Может быть, оттого, что под влиянием шампанского у Мити немного кружилась голова, он сделал еще несколько открытий.
Во-первых, тетя принесла Ольге в подарок баскетбольные тапочки. Впрочем, это было до шампанского. Когда Оля, со скатертью под мышкой, двумя руками насаживала тапочку на ногу, Митя скользнул взглядом по ее тонкой фигурке и вдруг увидел, какие у нее красивые колени. Он никогда этого не замечал, хотя три раза в неделю видел ее в спортивном костюме.
Затем он с удовлетворением подметил, что тут его ценят: раскупоривая бутылку шампанского кусачками, когда все насторожились, он услышал голос Веры Николаевны:
— Бородин взялся? Ну, этот справится!
В комнате, наполненной голосами и смехом, все касалось Наперстка, имело значение только с нею рядом, украшалось, сияло от ее присутствия, даже толстая, в вязаной фуфайке, в очках, Прасковья Тимофеевна, выносившая из кухни посуду, ванильные сухари, вишневое варенье в вазочке.

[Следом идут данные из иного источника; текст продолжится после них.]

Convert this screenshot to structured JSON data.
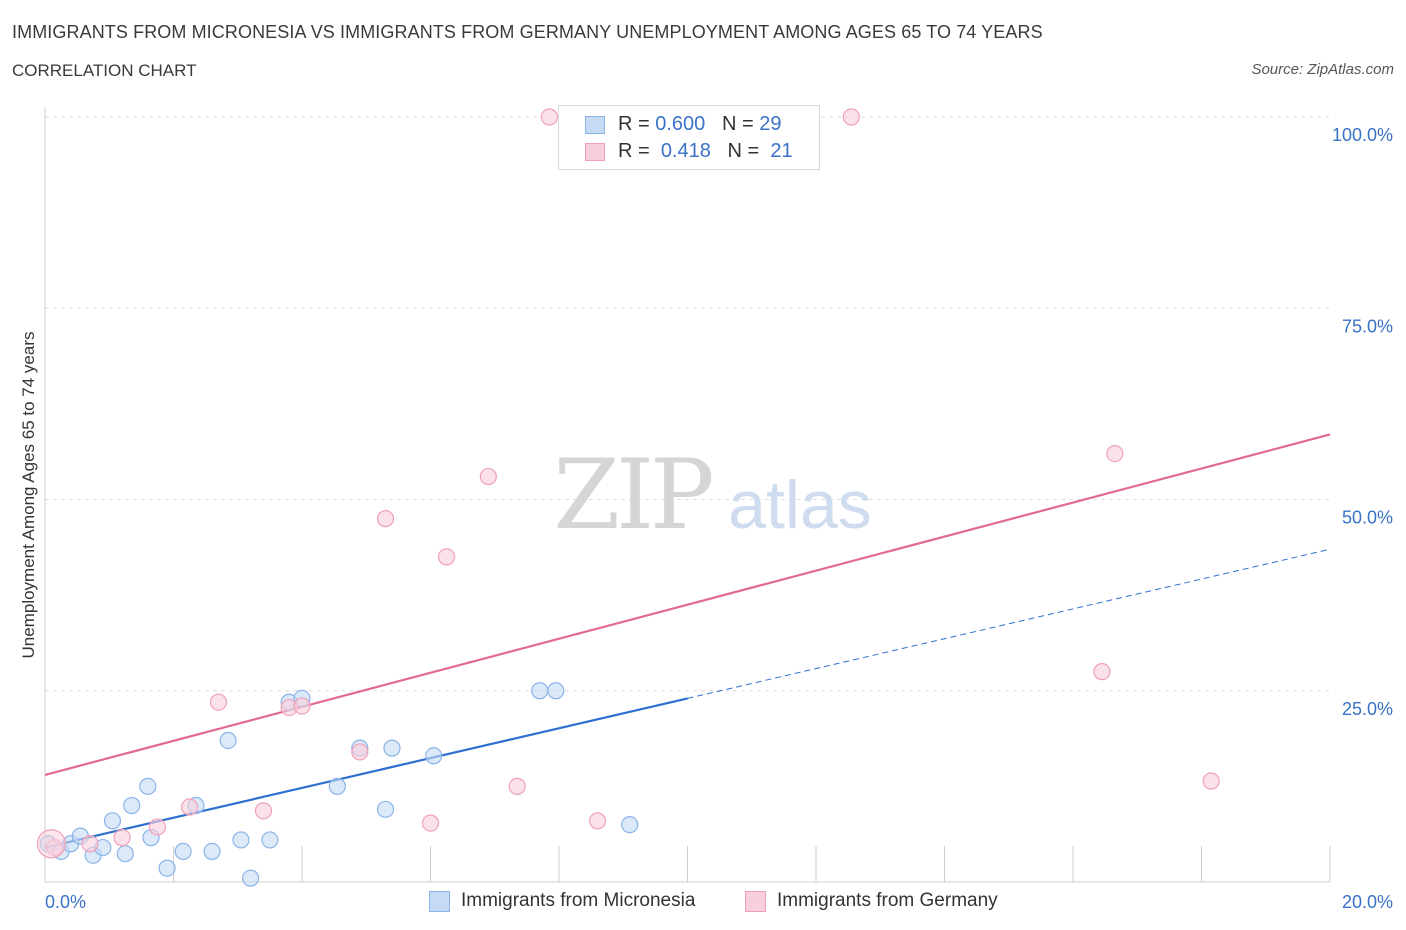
{
  "header": {
    "title": "IMMIGRANTS FROM MICRONESIA VS IMMIGRANTS FROM GERMANY UNEMPLOYMENT AMONG AGES 65 TO 74 YEARS",
    "subtitle": "CORRELATION CHART",
    "source": "Source: ZipAtlas.com"
  },
  "legend": {
    "r_label": "R =",
    "n_label": "N =",
    "rows": [
      {
        "r": "0.600",
        "n": "29",
        "color": "#8ab4e8",
        "fill": "#c5dbf5"
      },
      {
        "r": "0.418",
        "n": "21",
        "color": "#f0a0b8",
        "fill": "#f9cfdc"
      }
    ]
  },
  "chart_data": {
    "type": "scatter",
    "title": "IMMIGRANTS FROM MICRONESIA VS IMMIGRANTS FROM GERMANY UNEMPLOYMENT AMONG AGES 65 TO 74 YEARS",
    "xlabel": "",
    "ylabel": "Unemployment Among Ages 65 to 74 years",
    "xlim": [
      0,
      20
    ],
    "ylim": [
      0,
      100
    ],
    "x_tick_labels": [
      "0.0%",
      "20.0%"
    ],
    "y_tick_labels": [
      "25.0%",
      "50.0%",
      "75.0%",
      "100.0%"
    ],
    "y_ticks": [
      25,
      50,
      75,
      100
    ],
    "grid": true,
    "legend_position": "bottom-center",
    "watermark": {
      "zip": "ZIP",
      "atlas": "atlas"
    },
    "series": [
      {
        "name": "Immigrants from Micronesia",
        "color": "#8ab4e8",
        "fill": "#c5dbf5",
        "line_color": "#2f6fd0",
        "trend": {
          "x": [
            0,
            10
          ],
          "y": [
            4.5,
            24.0
          ],
          "dashed_to": [
            20,
            43.5
          ]
        },
        "points": [
          [
            0.05,
            5.0
          ],
          [
            0.25,
            4.0
          ],
          [
            0.4,
            5.0
          ],
          [
            0.55,
            6.0
          ],
          [
            0.75,
            3.5
          ],
          [
            0.9,
            4.5
          ],
          [
            1.05,
            8.0
          ],
          [
            1.25,
            3.7
          ],
          [
            1.35,
            10.0
          ],
          [
            1.6,
            12.5
          ],
          [
            1.65,
            5.8
          ],
          [
            1.9,
            1.8
          ],
          [
            2.15,
            4.0
          ],
          [
            2.35,
            10.0
          ],
          [
            2.6,
            4.0
          ],
          [
            2.85,
            18.5
          ],
          [
            3.05,
            5.5
          ],
          [
            3.2,
            0.5
          ],
          [
            3.5,
            5.5
          ],
          [
            3.8,
            23.5
          ],
          [
            4.0,
            24.0
          ],
          [
            4.55,
            12.5
          ],
          [
            4.9,
            17.5
          ],
          [
            5.3,
            9.5
          ],
          [
            5.4,
            17.5
          ],
          [
            6.05,
            16.5
          ],
          [
            7.7,
            25.0
          ],
          [
            7.95,
            25.0
          ],
          [
            9.1,
            7.5
          ]
        ]
      },
      {
        "name": "Immigrants from Germany",
        "color": "#f0a0b8",
        "fill": "#f9cfdc",
        "line_color": "#e06a93",
        "trend": {
          "x": [
            0,
            20
          ],
          "y": [
            14.0,
            58.5
          ]
        },
        "points": [
          [
            0.15,
            4.5
          ],
          [
            0.7,
            5.0
          ],
          [
            1.2,
            5.8
          ],
          [
            1.75,
            7.2
          ],
          [
            2.25,
            9.8
          ],
          [
            2.7,
            23.5
          ],
          [
            3.4,
            9.3
          ],
          [
            3.8,
            22.8
          ],
          [
            4.0,
            23.0
          ],
          [
            4.9,
            17.0
          ],
          [
            5.3,
            47.5
          ],
          [
            6.0,
            7.7
          ],
          [
            6.25,
            42.5
          ],
          [
            6.9,
            53.0
          ],
          [
            7.35,
            12.5
          ],
          [
            7.85,
            100.0
          ],
          [
            8.6,
            8.0
          ],
          [
            12.55,
            100.0
          ],
          [
            16.45,
            27.5
          ],
          [
            16.65,
            56.0
          ],
          [
            18.15,
            13.2
          ]
        ]
      }
    ]
  }
}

Когда после ужина и чая, отодвинув столы к стене, все начали танцевать и Митя с Олей протиснулись в вальсе мимо Гриньки, тот успел съязвить:
— Наука страсти нежной…
— …сти нежной… — повторила Оля в другом конце комнаты.
Они рассмеялись, и она незаметно положила голову на Митино плечо. Он даже изнемог после этого вальса: ни с кем не стал танцевать.
Впервые он со вниманием огляделся, как будто только сейчас, невидимо ни для кого, вошел в комнату.
Витя Шафранов, белокурый, с живыми зеленоватыми глазами и твердо очерченным профилем, сидел у патефона и после каждой пластинки затачивал иголку напильником. Движения у него были рабочие, слесарские. Он и был слесарь — пришел к ним из школы рабочей молодежи. Он был немногословный человек. Митя любил комсомольского секретаря. Его многие в школе любили и все уважали — за рабочий стаж, за особенную застенчивость, которая, впрочем, покидала его, лишь дело касалось общественного интереса. Сейчас Шафранов точил иголку и слушал, как сладчайший тенор поет свою философскую песенку про Смерть, которая опьянела в схватке с грузинским стариком.